10.1242/dev.129.20.4843 ◽

2002 ◽

Vol 129 (20) ◽

pp. 4843-4853 ◽

Cited By ~ 7

Author(s):

Qin Shen ◽

Weimin Zhong ◽

Yuh Nung Jan ◽

Sally Temple

Keyword(s):

Stem Cells ◽

Cell Division ◽

Progenitor Cells ◽

Cortical Development ◽

Cell Fates ◽

Unequal Distribution ◽

Asymmetric Cell Divisions ◽

Neural Lineage ◽

Cell Divisions ◽

Β Tubulin

Stem cells and neuroblasts derived from mouse embryos undergo repeated asymmetric cell divisions, generating neural lineage trees similar to those of invertebrates. In Drosophila, unequal distribution of Numb protein during mitosis produces asymmetric cell divisions and consequently diverse neural cell fates. We investigated whether a mouse homologue m-numb had a similar role during mouse cortical development.

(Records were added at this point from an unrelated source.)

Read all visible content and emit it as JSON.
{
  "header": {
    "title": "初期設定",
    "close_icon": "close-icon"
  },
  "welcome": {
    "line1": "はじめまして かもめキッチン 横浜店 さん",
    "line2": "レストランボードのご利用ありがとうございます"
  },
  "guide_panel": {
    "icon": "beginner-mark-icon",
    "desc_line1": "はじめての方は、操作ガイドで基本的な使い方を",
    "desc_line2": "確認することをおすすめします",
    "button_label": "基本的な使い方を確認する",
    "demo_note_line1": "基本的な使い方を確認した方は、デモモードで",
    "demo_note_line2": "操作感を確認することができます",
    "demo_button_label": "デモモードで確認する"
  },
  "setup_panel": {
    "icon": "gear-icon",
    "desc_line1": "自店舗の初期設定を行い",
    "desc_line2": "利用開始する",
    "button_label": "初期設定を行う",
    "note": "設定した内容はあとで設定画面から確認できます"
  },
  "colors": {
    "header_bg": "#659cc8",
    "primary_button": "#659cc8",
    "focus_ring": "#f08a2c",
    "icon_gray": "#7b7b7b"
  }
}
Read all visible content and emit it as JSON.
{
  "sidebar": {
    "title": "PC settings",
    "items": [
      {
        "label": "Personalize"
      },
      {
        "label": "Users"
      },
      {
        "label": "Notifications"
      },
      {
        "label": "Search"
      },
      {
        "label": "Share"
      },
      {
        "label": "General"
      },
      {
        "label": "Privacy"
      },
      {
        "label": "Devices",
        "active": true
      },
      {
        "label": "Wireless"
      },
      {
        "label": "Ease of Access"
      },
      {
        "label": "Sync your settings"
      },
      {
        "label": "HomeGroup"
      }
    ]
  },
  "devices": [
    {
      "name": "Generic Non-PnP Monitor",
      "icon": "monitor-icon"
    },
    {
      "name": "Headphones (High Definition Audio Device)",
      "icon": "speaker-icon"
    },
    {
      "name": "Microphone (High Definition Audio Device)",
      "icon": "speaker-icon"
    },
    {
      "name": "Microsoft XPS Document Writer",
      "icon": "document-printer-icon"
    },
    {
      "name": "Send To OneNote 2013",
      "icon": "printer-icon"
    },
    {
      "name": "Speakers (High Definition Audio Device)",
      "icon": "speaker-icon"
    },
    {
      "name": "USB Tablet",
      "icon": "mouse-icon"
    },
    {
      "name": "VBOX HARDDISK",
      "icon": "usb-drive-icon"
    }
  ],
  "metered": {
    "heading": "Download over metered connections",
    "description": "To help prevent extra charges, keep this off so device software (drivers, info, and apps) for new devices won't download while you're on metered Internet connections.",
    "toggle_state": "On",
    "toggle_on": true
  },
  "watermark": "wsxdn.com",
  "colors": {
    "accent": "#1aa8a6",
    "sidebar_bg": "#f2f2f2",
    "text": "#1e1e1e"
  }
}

Progenitor cells isolated from the embryonic mouse cortex were followed as they underwent their next cell division in vitro. Numb distribution was predominantly asymmetric during asymmetric cell divisions yielding a β-tubulin III− progenitor and a β-tubulin III+ neuronal cell (P/N divisions) and predominantly symmetric during divisions producing two neurons (N/N divisions). Cells from the numb knockout mouse underwent significantly fewer asymmetric P/N divisions compared to wild type, indicating a causal role for Numb. When progenitor cells derived from early (E10) cortex undergo P/N divisions, both daughters express the progenitor marker Nestin, indicating their immature state, and Numb segregates into the P or N daughter with similar frequency. In contrast, when progenitor cells derived from later E13 cortex (during active neurogenesis in vivo) undergo P/N divisions they produce a Nestin+ progenitor and a Nestin– neuronal daughter, and Numb segregates preferentially into the neuronal daughter. Thus during mouse cortical neurogenesis, as in Drosophila neurogenesis, asymmetric segregation of Numb could inhibit Notch activity in one daughter to induce neuronal differentiation. At terminal divisions generating two neurons, Numb was symmetrically distributed in approximately 80% of pairs and asymmetrically in 20%. We found a significant association between Numb distribution and morphology: most sisters of neuron pairs with symmetric Numb were similar and most with asymmetric Numb were different. Developing cortical neurons with Numb had longer processes than those without. Numb is expressed by neuroblasts and stem cells and can be asymmetrically segregated by both. These data indicate Numb has an important role in generating asymmetric cell divisions and diverse cell fates during mouse cortical development.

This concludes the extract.